Egger M, Davey Smith G, Schneider M, Minder C
Department of Social Medicine, University of Bristol.
BMJ. 1997 Sep 13;315(7109):629-34. doi: 10.1136/bmj.315.7109.629.
Funnel plots (plots of effect estimates against sample size) may be useful to detect bias in meta-analyses that were later contradicted by large trials. We examined whether a simple test of asymmetry of funnel plots predicts discordance of results when meta-analyses are compared to large trials, and we assessed the prevalence of bias in published meta-analyses.
Medline search to identify pairs consisting of a meta-analysis and a single large trial (concordance of results was assumed if effects were in the same direction and the meta-analytic estimate was within 30% of the trial); analysis of funnel plots from 37 meta-analyses identified from a hand search of four leading general medicine journals 1993-6 and 38 meta-analyses from the second 1996 issue of the Cochrane Database of Systematic Reviews.
Degree of funnel plot asymmetry as measured by the intercept from regression of standard normal deviates against precision.
In the eight pairs of meta-analysis and large trial that were identified (five from cardiovascular medicine, one from diabetic medicine, one from geriatric medicine, one from perinatal medicine) there were four concordant and four discordant pairs. In all cases discordance was due to meta-analyses showing larger effects. Funnel plot asymmetry was present in three out of four discordant pairs but in none of concordant pairs.
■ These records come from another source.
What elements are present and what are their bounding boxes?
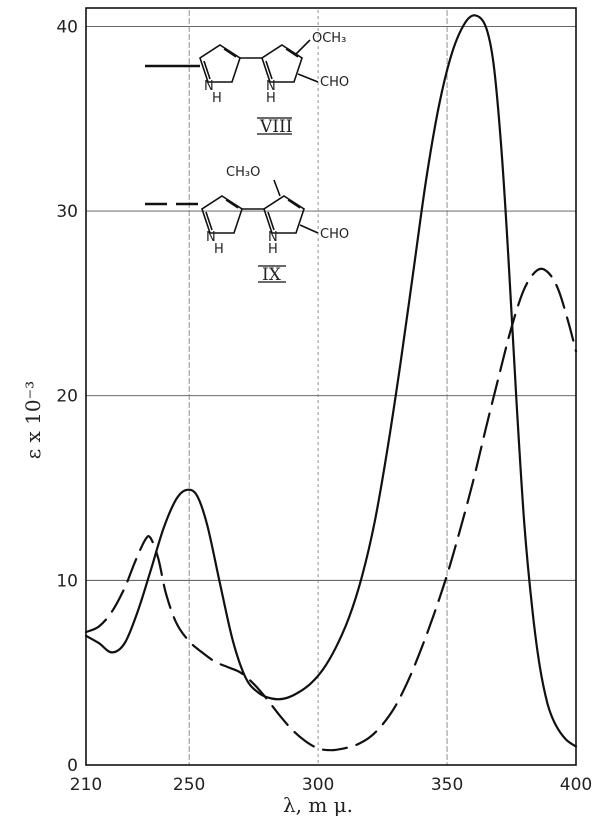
substituent-cho: CHO — [320, 75, 349, 90]
nh-label: H — [268, 242, 278, 257]
substituent-cho: CHO — [320, 227, 349, 242]
y-tick-label: 10 — [56, 571, 78, 591]
x-tick-label: 250 — [173, 775, 205, 795]
n-atom-label: N — [266, 79, 276, 94]
n-atom-label: N — [206, 230, 216, 245]
compound-label: IX — [262, 265, 282, 285]
substituent-ch3o: CH₃O — [226, 165, 260, 180]
x-tick-label: 300 — [302, 775, 334, 795]
nh-label: H — [266, 91, 276, 106]
x-tick-label: 210 — [70, 775, 102, 795]
y-tick-label: 0 — [67, 756, 78, 776]
series-layer — [84, 14, 578, 752]
bipyrrole-structure-viii-icon — [199, 39, 319, 83]
x-tick-label: 350 — [431, 775, 463, 795]
n-atom-label: N — [204, 79, 214, 94]
bipyrrole-structure-ix-icon — [201, 179, 319, 234]
plot-border — [85, 7, 577, 766]
grid — [86, 10, 576, 765]
nh-label: H — [212, 91, 222, 106]
y-tick-label: 30 — [56, 202, 78, 222]
y-axis-label: ε x 10⁻³ — [21, 381, 45, 459]
x-axis-label: λ, m μ. — [283, 793, 353, 817]
x-tick-label: 400 — [560, 775, 592, 795]
nh-label: H — [214, 242, 224, 257]
axis-ticks: 210 250 300 350 400 0 10 20 30 40 — [56, 17, 592, 795]
n-atom-label: N — [268, 230, 278, 245]
series-line-ix — [84, 267, 578, 752]
y-tick-label: 40 — [56, 17, 78, 37]
substituent-och3: OCH₃ — [312, 31, 346, 46]
series-line-viii — [84, 14, 578, 748]
y-tick-label: 20 — [56, 387, 78, 407]
compound-label: VIII — [259, 117, 292, 137]
legend-entry-viii: H H N N OCH₃ CHO VIII — [145, 31, 349, 137]
legend-entry-ix: CH₃O CHO N N H H IX — [145, 165, 349, 285]
plot-frame — [85, 7, 577, 766]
In 14 (38%) journal meta-analyses and 5 (13%) Cochrane reviews, funnel plot asymmetry indicated that there was bias.
A simple analysis of funnel plots provides a useful test for the likely presence of bias in meta-analyses, but as the capacity to detect bias will be limited when meta-analyses are based on a limited number of small trials the results from such analyses should be treated with considerable caution.
漏斗图(效应估计值与样本量的关系图)可能有助于检测荟萃分析中的偏倚,而这些偏倚后来可能会被大型试验所推翻。我们研究了漏斗图的简单不对称性检验能否预测荟萃分析与大型试验结果的不一致性,并评估了已发表的荟萃分析中偏倚的发生率。
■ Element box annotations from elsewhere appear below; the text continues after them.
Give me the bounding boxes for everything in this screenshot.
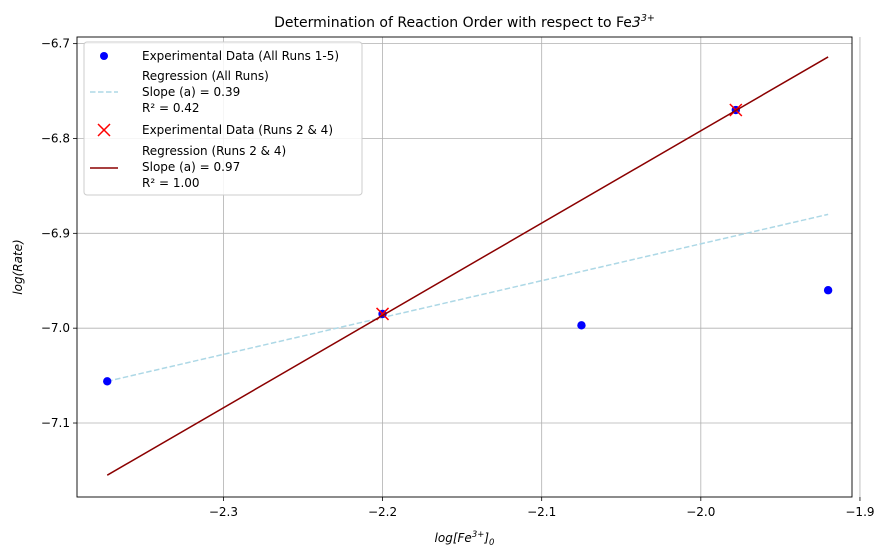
legend-label-regression-runs-2-4: Regression (Runs 2 & 4) — [142, 144, 286, 158]
legend-r2-regression-all: R² = 0.42 — [142, 101, 200, 115]
data-point — [103, 377, 112, 386]
data-point — [577, 321, 586, 330]
y-tick-label: −7.1 — [41, 416, 70, 430]
regression-line — [106, 56, 829, 476]
plot-frame — [76, 36, 853, 498]
legend-marker-runs-2-4 — [97, 123, 111, 137]
legend-marker-runs-2-4-stroke-b — [97, 123, 111, 137]
series-layer — [103, 56, 833, 476]
legend-label-regression-all: Regression (All Runs) — [142, 69, 269, 83]
legend-label-runs-2-4: Experimental Data (Runs 2 & 4) — [142, 123, 333, 137]
legend: Experimental Data (All Runs 1-5) Regress… — [83, 41, 363, 196]
x-axis-label: log[Fe3+]0 — [435, 530, 495, 548]
chart-title: Determination of Reaction Order with res… — [274, 13, 655, 31]
x-tick-label: −2.1 — [527, 505, 556, 519]
y-tick-label: −7.0 — [41, 321, 70, 335]
x-tick-label: −2.3 — [209, 505, 238, 519]
y-tick-label: −6.7 — [41, 37, 70, 51]
chart-title-ion: 3 — [632, 15, 641, 31]
legend-slope-regression-all: Slope (a) = 0.39 — [142, 85, 240, 99]
legend-r2-regression-runs-2-4: R² = 1.00 — [142, 176, 200, 190]
x-tick-label: −1.9 — [845, 505, 874, 519]
legend-label-all-runs: Experimental Data (All Runs 1-5) — [142, 49, 339, 63]
y-tick-label: −6.8 — [41, 131, 70, 145]
chart-title-superscript: 3+ — [641, 13, 655, 24]
legend-frame — [83, 41, 363, 196]
legend-marker-all-runs — [100, 52, 108, 60]
y-tick-label: −6.9 — [41, 226, 70, 240]
legend-slope-regression-runs-2-4: Slope (a) = 0.97 — [142, 160, 240, 174]
y-axis-label: log(Rate) — [11, 239, 25, 294]
data-point — [823, 286, 833, 295]
regression-line — [107, 213, 829, 383]
x-tick-label: −2.0 — [686, 505, 715, 519]
x-tick-label: −2.2 — [368, 505, 397, 519]
axis-ticks: −2.3 −2.2 −2.1 −2.0 −1.9 −6.7 −6.8 −6.9 −7.0 −7.1 — [41, 37, 875, 519]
通过医学文献数据库检索,找出由一项荟萃分析和一项大型试验组成的配对(如果效应方向相同且荟萃分析估计值在试验值的30%以内,则假设结果一致);对从1993 - 1996年四种主要综合医学杂志的手工检索中识别出的37项荟萃分析以及1996年第二期Cochrane系统评价数据库中的38项荟萃分析的漏斗图进行分析。
通过标准正态偏差对精度的回归截距来衡量漏斗图的不对称程度。
在识别出的8对荟萃分析和大型试验中(5对来自心血管医学,1对来自糖尿病医学,1对来自老年医学,1对来自围产期医学),有4对结果一致,4对结果不一致。在所有不一致的情况中,都是因为荟萃分析显示出更大的效应。在4对不一致的配对中有3对存在漏斗图不对称,但在所有一致的配对中均未出现。在14项(38%)杂志荟萃分析和5项(13%)Cochrane综述中,漏斗图不对称表明存在偏倚。
对漏斗图进行简单分析可为荟萃分析中可能存在偏倚提供有用的检验,但由于当荟萃分析基于有限数量的小型试验时,检测偏倚的能力将受到限制,因此对此类分析的结果应极为谨慎地对待。